Turkish coalition talks fail, snap election likely -officials



    By Gulsen Solaker and Ercan Gurses

    ANKARA (Reuters) - Coalition talks between Turkey's ruling AK Party and the main opposition CHP ended in failure on Thursday, senior officials on both sides told Reuters, setting the stage for a snap election later this year and sending Turkish assets tumbling.

    Prime Minister Ahmet Davutoglu held a 1.5-hour meeting in Ankara with CHP leader Kemal Kilicdaroglu, a last-ditch effort to agree a grand coalition after weeks of talks between their parties.

    "The outcome is negative," a senior CHP official told Reuters by phone, without giving further details.

    The AKP could now try to strike a coalition agreement with the nationalist opposition MHP, but a senior ruling party official said the chances of such a deal were "very slim" and that a snap election in November was a high probability.

    Davutoglu and the CHP are expected to make statements later.

    The lira currency weakened to a record low of 2.82 to the dollar on the news and stocks fell sharply. Many investors had hoped for a deal between the AKP and the pro-business, centre-left CHP, and fear another election will serve only to prolong uncertainty.

    The AKP failed to win a parliamentary majority in an election on June 7, leaving it unable to govern alone for the first time since it came to power in 2002.

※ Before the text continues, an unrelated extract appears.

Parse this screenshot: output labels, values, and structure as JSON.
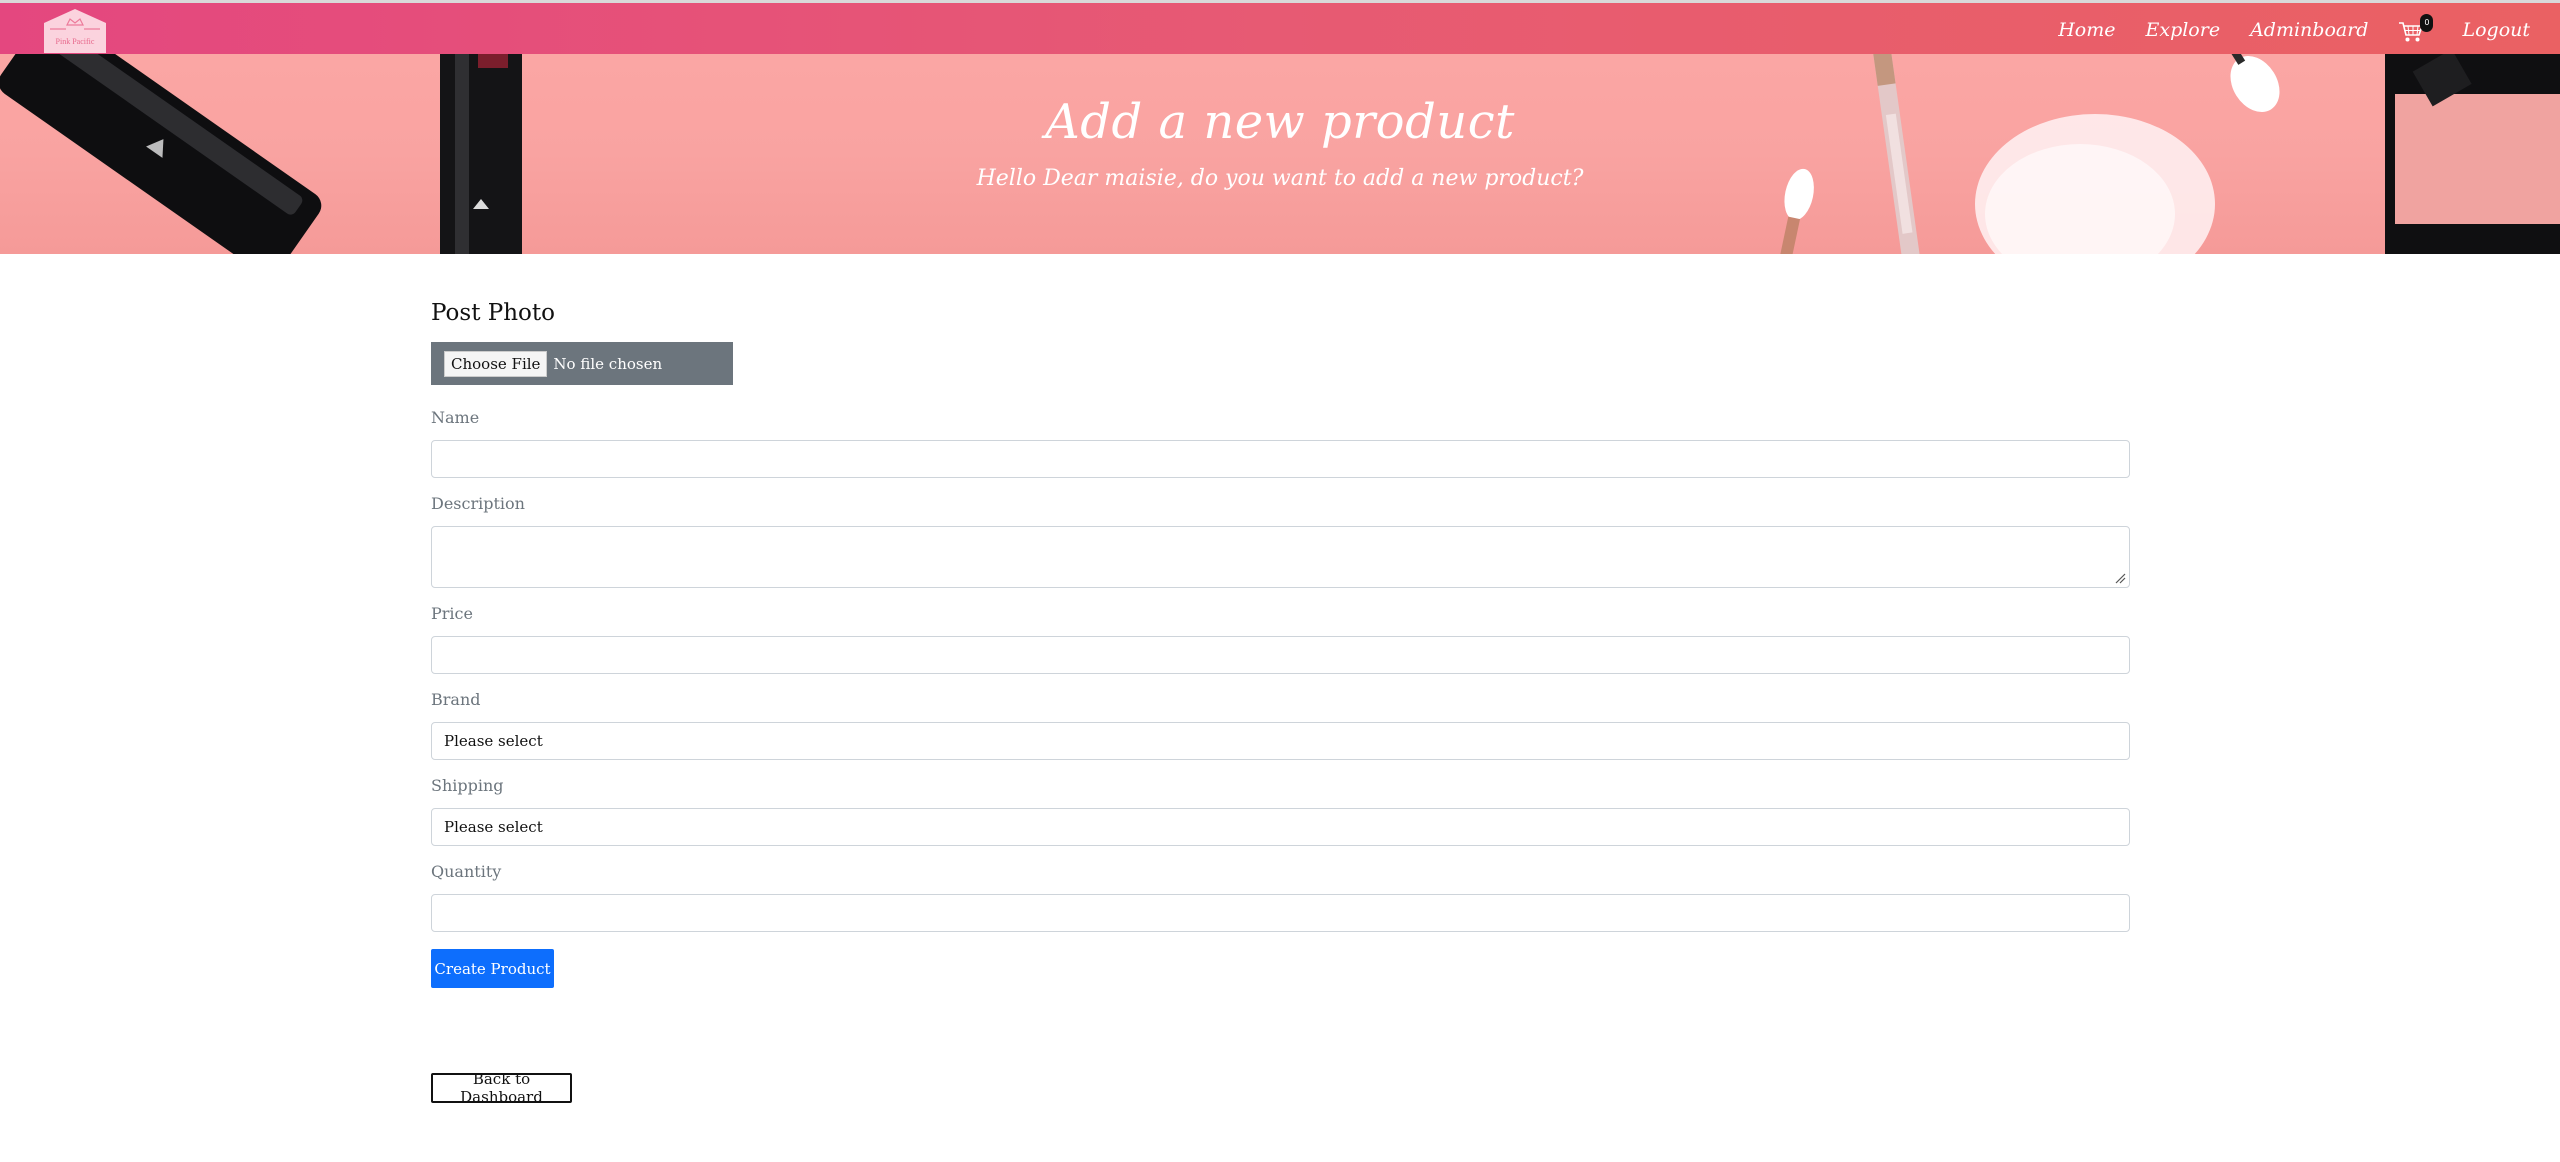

    Davutoglu has until Aug. 23 to find a junior coalition partner or President Tayyip Erdogan, who founded the AKP, could call a snap election.

    The MHP has said it does not favour a coalition with the ruling party, but has hinted it could support a minority AKP government in the short term in return for a new election.

    Erdogan has made clear he favours single-party government in Turkey and has made no secret of his ambition to change the constitution and create an executive presidency, virtually impossible without a strong AKP majority.